São João de Avila diz: “Irmãos, como por fora vedes a Humanidade, em virtude da santa Encarnação de Jesus Cristo e da sua Paixão, assim também deveis ver por dentro a Divindade. Esta é a Divindade que, sem armas, diz: ‘não te farei mal, pecador, aproxima-te de mim. Do mesmo modo que não deves fugir de uma criança, também não deves fugir da minha Divindade. E como no meu corpo vês mansidão, igualmente deves vê-la na minha Divindade’. Esta é a grandeza de Deus: tal como aparece externamente, assim é interiormente, tão manso e tão misericordioso. Bendito seja esse Deus e bendita a sua misericórdia que a este dia nos deixou chegar, o dia da mansidão e da misericórdia de Deus!”
Um menino envolto em panos. Sendo Deus, não há quem o possa envolver, mas, como menino, está envolto em panos, pois a Virgem Maria foi cuidadosa para vestir o seu filho, ainda que pobremente. O Filho de Deus está envolvido hoje em pobres paninhos. Muitos se vestem elegantemente hoje. Mas as roupas que vestimos são sinais da nossa miséria. Nós nos vestimos porque pecamos. Antes do pecado, Adão estava nu e não se envergonhava disso. Depois de pecar seus olhos se abriram e ele se envergonhou e se vestiu. As roupas foi o sinal de desonra.
O estar envolto em paninhos é sinal do homem pecador; estar na manjedoura, sentido frio e chorando é sinal de pecador; porque pelo pecado vieram os sofrimentos e os incômodos ao mundo. Jesus tornou uma carne semelhante à dos pecadores. O estar vestido, o sentir frio, o chorar, o cansar-se, o ter fome e sede é sinal da identificação de Cristo com os homens. Se não houvesse pecado, não teria sofrimentos no mundo. Jesus tomou a carne de pecador, sem ser pecador.

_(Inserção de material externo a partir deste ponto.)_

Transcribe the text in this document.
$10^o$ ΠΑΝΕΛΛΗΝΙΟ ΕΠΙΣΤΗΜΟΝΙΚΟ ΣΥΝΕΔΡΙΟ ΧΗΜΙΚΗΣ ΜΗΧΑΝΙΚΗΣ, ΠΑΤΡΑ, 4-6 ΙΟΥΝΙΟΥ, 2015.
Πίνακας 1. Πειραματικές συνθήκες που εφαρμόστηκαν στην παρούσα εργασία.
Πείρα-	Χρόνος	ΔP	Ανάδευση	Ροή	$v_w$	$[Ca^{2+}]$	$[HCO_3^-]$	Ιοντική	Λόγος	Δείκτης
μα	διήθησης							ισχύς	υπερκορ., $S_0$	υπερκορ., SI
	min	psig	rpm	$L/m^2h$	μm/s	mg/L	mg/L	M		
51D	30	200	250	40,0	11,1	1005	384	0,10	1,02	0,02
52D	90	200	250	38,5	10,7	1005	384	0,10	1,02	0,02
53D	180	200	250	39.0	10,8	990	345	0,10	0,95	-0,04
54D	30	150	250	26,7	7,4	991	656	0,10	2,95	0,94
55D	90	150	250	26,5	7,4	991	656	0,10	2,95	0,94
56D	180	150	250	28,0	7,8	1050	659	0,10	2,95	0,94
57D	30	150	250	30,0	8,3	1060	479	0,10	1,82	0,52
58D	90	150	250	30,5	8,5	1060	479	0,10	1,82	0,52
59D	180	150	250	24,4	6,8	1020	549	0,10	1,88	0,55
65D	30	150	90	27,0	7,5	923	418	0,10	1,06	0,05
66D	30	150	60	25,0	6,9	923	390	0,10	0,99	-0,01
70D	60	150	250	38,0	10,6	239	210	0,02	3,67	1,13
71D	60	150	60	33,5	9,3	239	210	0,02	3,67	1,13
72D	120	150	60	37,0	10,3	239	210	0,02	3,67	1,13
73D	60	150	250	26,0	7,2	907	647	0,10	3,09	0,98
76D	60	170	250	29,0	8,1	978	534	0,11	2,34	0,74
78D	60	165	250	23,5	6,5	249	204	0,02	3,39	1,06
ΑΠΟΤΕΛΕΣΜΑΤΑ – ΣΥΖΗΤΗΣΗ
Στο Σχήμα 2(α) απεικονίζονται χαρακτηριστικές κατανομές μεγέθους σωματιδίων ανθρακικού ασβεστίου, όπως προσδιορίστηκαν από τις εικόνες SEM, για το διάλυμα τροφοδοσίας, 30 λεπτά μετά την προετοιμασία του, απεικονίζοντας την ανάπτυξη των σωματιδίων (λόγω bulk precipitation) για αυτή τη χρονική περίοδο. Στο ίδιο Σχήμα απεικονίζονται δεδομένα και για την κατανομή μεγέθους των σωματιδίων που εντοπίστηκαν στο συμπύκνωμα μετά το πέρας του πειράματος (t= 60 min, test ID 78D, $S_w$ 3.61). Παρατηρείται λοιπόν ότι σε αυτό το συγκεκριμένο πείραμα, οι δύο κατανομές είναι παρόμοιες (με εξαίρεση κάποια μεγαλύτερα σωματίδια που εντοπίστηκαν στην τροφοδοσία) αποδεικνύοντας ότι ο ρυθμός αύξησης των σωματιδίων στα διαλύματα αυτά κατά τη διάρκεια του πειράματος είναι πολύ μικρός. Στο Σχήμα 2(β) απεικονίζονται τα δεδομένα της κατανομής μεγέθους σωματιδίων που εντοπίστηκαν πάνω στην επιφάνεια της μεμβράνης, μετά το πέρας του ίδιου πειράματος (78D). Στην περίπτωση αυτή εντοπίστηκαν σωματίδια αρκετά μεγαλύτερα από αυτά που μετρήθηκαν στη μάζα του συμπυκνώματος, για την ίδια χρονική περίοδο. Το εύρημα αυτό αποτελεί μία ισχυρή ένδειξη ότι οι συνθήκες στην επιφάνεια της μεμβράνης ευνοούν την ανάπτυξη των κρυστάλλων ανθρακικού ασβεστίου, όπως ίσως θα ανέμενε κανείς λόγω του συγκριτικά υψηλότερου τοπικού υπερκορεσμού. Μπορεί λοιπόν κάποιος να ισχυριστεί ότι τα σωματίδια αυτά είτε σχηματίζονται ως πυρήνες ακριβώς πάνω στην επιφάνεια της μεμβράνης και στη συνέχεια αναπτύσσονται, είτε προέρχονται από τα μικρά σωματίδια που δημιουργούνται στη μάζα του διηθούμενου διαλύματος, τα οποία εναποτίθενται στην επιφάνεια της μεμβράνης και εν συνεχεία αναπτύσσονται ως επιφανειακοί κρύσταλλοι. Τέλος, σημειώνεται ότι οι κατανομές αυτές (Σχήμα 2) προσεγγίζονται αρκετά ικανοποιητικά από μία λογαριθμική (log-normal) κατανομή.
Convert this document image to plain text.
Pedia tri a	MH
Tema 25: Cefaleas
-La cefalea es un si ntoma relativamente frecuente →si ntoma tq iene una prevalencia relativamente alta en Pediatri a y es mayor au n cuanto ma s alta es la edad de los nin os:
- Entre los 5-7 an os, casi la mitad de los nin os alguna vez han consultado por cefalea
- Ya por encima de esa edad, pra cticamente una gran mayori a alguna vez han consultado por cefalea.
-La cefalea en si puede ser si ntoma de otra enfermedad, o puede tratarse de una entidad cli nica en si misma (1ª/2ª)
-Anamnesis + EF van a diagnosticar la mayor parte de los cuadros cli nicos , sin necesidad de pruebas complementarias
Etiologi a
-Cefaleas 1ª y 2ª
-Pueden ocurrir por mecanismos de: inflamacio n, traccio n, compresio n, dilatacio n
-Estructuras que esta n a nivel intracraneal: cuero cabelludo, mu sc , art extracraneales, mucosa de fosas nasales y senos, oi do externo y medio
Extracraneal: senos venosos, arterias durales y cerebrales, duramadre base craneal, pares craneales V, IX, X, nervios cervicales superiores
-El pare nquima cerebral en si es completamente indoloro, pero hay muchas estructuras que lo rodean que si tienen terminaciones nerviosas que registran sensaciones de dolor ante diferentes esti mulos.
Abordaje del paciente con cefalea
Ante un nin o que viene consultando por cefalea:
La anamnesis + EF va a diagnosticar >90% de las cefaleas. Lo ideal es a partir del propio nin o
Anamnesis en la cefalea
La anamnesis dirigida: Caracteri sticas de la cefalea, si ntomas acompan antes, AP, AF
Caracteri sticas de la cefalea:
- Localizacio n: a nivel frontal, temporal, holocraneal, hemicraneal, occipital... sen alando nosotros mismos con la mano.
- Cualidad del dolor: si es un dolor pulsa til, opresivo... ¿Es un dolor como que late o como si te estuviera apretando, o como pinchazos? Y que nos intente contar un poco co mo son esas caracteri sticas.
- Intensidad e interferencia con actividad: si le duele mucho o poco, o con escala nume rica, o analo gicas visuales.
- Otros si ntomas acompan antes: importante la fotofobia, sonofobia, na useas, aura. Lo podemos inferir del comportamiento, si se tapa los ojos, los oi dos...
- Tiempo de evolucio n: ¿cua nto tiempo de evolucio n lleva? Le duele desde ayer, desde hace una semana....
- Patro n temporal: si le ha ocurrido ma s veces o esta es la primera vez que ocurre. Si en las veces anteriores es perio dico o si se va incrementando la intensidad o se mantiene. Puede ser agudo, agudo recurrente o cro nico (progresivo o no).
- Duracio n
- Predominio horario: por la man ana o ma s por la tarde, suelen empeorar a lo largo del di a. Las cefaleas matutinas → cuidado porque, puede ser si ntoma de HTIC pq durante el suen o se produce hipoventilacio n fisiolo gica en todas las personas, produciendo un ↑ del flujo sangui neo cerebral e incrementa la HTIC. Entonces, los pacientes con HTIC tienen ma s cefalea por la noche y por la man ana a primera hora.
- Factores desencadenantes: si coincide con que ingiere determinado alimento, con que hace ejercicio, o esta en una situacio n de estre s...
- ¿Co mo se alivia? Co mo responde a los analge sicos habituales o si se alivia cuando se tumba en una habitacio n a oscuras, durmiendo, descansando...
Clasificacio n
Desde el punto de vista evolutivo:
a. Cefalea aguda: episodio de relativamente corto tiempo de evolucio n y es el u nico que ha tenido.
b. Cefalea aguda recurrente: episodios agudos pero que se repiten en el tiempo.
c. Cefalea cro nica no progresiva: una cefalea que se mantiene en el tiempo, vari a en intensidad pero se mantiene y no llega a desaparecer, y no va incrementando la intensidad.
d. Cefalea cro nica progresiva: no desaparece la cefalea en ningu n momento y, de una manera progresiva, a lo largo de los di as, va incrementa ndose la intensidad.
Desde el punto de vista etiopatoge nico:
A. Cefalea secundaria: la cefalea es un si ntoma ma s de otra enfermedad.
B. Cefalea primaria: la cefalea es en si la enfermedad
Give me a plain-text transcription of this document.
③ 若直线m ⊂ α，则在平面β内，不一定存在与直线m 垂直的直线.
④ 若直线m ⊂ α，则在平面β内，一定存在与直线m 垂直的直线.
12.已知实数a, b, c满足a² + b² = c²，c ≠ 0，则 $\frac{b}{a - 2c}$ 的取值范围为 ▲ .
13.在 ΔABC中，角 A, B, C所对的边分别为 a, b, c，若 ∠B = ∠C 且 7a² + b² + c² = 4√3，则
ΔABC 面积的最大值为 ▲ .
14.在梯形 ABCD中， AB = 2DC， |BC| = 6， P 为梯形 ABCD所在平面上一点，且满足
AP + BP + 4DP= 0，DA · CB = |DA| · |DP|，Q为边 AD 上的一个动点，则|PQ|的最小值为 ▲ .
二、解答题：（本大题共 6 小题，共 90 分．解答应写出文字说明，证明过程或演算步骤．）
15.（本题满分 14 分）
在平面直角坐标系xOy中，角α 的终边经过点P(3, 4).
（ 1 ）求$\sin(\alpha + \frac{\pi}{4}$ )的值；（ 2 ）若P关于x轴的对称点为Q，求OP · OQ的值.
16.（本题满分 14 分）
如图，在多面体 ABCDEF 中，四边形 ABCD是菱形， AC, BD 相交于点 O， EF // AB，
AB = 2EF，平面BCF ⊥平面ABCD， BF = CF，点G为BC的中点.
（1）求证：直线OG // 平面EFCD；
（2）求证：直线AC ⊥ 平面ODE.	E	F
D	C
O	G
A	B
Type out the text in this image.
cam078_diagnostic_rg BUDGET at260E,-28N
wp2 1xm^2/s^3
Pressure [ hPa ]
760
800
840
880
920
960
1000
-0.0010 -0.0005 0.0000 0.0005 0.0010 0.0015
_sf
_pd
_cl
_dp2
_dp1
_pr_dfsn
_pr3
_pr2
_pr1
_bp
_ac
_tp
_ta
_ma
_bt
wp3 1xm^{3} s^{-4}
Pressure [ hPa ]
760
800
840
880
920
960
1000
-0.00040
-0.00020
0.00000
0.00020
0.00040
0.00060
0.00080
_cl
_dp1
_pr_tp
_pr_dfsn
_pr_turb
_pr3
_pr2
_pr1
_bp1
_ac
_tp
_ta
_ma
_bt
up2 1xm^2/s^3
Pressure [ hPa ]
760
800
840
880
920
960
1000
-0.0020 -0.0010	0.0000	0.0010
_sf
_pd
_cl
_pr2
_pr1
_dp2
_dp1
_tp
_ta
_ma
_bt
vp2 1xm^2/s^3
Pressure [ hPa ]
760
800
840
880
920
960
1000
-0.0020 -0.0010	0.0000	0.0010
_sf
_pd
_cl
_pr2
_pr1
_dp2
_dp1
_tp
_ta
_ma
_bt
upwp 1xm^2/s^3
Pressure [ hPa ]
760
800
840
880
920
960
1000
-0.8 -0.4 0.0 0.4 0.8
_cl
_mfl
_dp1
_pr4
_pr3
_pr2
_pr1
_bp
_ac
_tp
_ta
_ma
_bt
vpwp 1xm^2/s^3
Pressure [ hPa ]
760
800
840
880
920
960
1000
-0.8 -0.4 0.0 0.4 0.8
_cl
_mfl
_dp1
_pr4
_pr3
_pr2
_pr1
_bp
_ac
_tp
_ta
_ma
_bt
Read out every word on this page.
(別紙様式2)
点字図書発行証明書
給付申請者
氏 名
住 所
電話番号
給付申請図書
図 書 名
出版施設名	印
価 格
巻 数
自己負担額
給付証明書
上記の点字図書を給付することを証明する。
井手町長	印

Cristo é homem, parece pecador, mas não o é. No AT temos a figura da serpente de bronze que Deus mandou Moisés construir; quem tivesse sido picado por serpente e olhasse para ela não morreria. A serpente de bronze era uma serpente, mas não tinha veneno no seu interior. Jesus no presépio é semelhante àquela serpente. É um Deus vestido de homem, com sofrimentos por fora e nenhum veneno dentro. Ele sofre sem pecado. Quem olhar para ele com fé e penitência não morrerá, mas ficará curado das mordidas das serpentes, que são os pecados.
O sinal de Deus é um menino envolto em panos. A partir de hoje, ele começa a pagar por nós, que somos pecadores e merecíamos os seus sofrimentos. Ele nasceu sem pecado e tomou sobre si os pecados do mundo. Esse é o sentido do recém-nascido estar envolto em panos e colocado no presépio. Esse é o grande sinal de Deus para nós nesse Natal.